Multimodal and Real-Time Capabilities
MIRIX is designed to handle rich multimodal input, including high-resolution images and documents. The system supports real-time screen monitoring, deduplication, and streaming uploads, leveraging cloud APIs (e.g., Gemini) for efficient image processing. This enables the construction of a persistent, personalized memory base from continuous user activity, with privacy-preserving local storage options.
Empirical Evaluation
MIRIX is evaluated on two demanding benchmarks:
- ScreenshotVQA: A multimodal benchmark with up to 20,000 high-resolution screenshots per user sequence. MIRIX achieves a 35% higher accuracy than the RAG baseline and reduces storage requirements by 99.9%. Compared to a long-context Gemini baseline, MIRIX yields a 410% improvement in accuracy with a 93.3% reduction in storage.
- LOCOMO: A long-form conversational benchmark. MIRIX attains state-of-the-art performance (85.4% accuracy), surpassing the best existing method by 8.0% and closely approaching the full-context upper bound.
These results demonstrate that MIRIX's structured, multi-agent memory architecture enables both superior retrieval accuracy and substantial efficiency gains over prior systems.
Practical Implications
MIRIX is implemented as a cross-platform application (React-Electron frontend, Uvicorn backend), supporting real-time screen monitoring, memory visualization, and secure local storage. The architecture is well-suited for integration into wearable devices, enabling persistent, context-aware memory for AI-powered glasses and pins. The modular design supports hybrid on-device/cloud memory management, addressing the compute and storage constraints of edge devices.
The authors also propose an Agent Memory Marketplace, envisioning personal memory as a digital asset class. This includes privacy-preserving infrastructure, decentralized storage, and peer-to-peer memory sharing, with applications in productivity, expert communities, and digital persona markets.

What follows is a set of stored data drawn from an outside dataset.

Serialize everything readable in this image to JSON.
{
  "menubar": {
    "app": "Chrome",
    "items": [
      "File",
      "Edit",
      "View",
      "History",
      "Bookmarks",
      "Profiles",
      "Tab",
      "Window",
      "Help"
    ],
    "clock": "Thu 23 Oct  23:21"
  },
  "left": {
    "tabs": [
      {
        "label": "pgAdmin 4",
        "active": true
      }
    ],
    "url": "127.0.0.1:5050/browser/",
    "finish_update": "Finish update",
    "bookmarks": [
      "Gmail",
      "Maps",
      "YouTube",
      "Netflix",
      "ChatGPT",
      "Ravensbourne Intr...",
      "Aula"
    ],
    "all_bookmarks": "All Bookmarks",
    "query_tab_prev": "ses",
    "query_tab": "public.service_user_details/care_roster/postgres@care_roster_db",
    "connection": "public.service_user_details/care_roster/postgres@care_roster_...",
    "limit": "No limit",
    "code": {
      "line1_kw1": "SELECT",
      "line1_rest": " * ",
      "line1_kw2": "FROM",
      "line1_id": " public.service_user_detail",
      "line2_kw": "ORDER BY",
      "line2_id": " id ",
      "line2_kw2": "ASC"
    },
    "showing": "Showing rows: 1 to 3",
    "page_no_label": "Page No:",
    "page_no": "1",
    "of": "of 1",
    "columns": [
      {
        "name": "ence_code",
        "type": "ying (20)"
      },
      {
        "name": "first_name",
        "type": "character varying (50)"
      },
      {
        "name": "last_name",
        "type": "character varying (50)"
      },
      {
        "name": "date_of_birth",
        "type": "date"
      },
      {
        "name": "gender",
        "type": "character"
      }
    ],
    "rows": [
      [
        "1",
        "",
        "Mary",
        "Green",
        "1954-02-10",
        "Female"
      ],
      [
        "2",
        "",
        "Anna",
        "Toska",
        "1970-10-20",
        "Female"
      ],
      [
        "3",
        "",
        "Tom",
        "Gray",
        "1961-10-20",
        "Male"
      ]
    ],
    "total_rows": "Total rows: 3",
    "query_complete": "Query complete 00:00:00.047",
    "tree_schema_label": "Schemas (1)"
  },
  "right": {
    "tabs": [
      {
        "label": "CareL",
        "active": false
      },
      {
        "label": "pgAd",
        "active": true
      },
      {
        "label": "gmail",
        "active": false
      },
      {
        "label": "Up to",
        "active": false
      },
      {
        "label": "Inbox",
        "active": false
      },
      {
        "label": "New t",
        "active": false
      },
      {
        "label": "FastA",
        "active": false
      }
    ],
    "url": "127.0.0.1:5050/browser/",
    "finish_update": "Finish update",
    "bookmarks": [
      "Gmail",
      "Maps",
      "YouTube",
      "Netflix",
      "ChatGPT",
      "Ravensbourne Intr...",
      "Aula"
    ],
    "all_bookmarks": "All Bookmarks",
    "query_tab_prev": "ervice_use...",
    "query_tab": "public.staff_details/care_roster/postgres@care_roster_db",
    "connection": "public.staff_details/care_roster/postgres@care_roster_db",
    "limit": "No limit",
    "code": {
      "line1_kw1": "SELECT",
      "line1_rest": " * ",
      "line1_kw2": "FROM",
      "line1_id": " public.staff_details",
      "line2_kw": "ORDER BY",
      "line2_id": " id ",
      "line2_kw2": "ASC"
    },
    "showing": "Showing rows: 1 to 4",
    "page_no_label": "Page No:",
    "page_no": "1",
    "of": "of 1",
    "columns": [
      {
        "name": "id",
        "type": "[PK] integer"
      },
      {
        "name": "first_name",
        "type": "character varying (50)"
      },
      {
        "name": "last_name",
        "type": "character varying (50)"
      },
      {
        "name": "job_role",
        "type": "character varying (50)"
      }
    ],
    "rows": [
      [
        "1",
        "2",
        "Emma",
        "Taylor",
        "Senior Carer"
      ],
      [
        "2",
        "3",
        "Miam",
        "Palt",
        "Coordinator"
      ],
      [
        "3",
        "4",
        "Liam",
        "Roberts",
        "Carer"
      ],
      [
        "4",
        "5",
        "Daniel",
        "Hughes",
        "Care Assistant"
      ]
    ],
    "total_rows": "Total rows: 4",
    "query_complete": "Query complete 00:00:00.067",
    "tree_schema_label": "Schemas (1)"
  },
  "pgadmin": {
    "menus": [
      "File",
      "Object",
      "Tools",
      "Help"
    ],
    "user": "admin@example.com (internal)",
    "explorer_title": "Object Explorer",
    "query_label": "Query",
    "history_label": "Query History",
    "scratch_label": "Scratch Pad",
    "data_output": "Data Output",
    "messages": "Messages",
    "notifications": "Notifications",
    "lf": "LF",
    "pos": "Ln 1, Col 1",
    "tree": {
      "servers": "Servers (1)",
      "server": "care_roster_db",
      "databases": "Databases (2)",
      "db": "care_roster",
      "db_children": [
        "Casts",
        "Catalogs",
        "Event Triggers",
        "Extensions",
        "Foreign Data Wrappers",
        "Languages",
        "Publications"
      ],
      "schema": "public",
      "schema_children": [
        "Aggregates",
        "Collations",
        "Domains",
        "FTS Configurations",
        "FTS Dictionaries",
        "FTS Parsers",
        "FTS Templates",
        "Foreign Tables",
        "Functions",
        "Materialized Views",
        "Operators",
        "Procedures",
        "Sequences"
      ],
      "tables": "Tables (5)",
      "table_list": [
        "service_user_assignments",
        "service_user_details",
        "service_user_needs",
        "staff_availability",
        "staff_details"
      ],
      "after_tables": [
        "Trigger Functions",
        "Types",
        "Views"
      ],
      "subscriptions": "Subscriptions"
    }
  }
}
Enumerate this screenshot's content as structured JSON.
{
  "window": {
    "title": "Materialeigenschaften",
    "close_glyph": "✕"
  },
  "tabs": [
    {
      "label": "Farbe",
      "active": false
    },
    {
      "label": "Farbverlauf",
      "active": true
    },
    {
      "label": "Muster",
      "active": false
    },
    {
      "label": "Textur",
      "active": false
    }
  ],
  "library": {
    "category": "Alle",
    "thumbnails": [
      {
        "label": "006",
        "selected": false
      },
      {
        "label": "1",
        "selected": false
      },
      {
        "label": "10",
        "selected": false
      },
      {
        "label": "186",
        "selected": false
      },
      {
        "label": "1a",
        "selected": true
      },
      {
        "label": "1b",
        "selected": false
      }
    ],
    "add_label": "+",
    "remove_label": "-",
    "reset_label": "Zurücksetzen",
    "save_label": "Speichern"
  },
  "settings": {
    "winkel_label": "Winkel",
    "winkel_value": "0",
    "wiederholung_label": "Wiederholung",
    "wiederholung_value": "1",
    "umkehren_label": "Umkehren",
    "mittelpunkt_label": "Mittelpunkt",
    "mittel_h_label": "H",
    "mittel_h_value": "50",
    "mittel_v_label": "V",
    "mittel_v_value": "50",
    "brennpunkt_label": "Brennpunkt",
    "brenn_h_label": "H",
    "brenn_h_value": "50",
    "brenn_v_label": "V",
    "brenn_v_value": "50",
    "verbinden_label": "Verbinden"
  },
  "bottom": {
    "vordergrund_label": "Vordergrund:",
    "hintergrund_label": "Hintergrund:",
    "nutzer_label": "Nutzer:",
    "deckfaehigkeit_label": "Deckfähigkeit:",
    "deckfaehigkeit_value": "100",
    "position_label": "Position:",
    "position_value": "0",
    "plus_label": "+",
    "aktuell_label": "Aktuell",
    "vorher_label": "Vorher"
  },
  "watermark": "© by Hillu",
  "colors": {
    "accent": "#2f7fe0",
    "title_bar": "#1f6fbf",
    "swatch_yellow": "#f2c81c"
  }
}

Theoretical and Future Directions
MIRIX advances the field by operationalizing cognitive science distinctions (episodic, semantic, procedural memory) within a scalable, agentic framework. The system's ability to abstract, consolidate, and reason over heterogeneous, long-term user data sets a new standard for memory-augmented LLM agents.
Future research directions include:
- Developing more challenging, real-world multimodal benchmarks.
- Enhancing retrieval strategies and memory compression techniques.
- Extending the system to support collaborative, multi-user memory and collective intelligence.
- Investigating privacy, security, and ethical considerations in memory sharing and marketplace scenarios.
Conclusion
MIRIX demonstrates that a modular, multi-agent memory system with active retrieval and multimodal support can substantially improve the long-term reasoning, personalization, and efficiency of LLM-based agents. The strong empirical results and practical deployment strategies highlight the viability of structured memory architectures as a foundation for next-generation AI assistants and cognitive systems.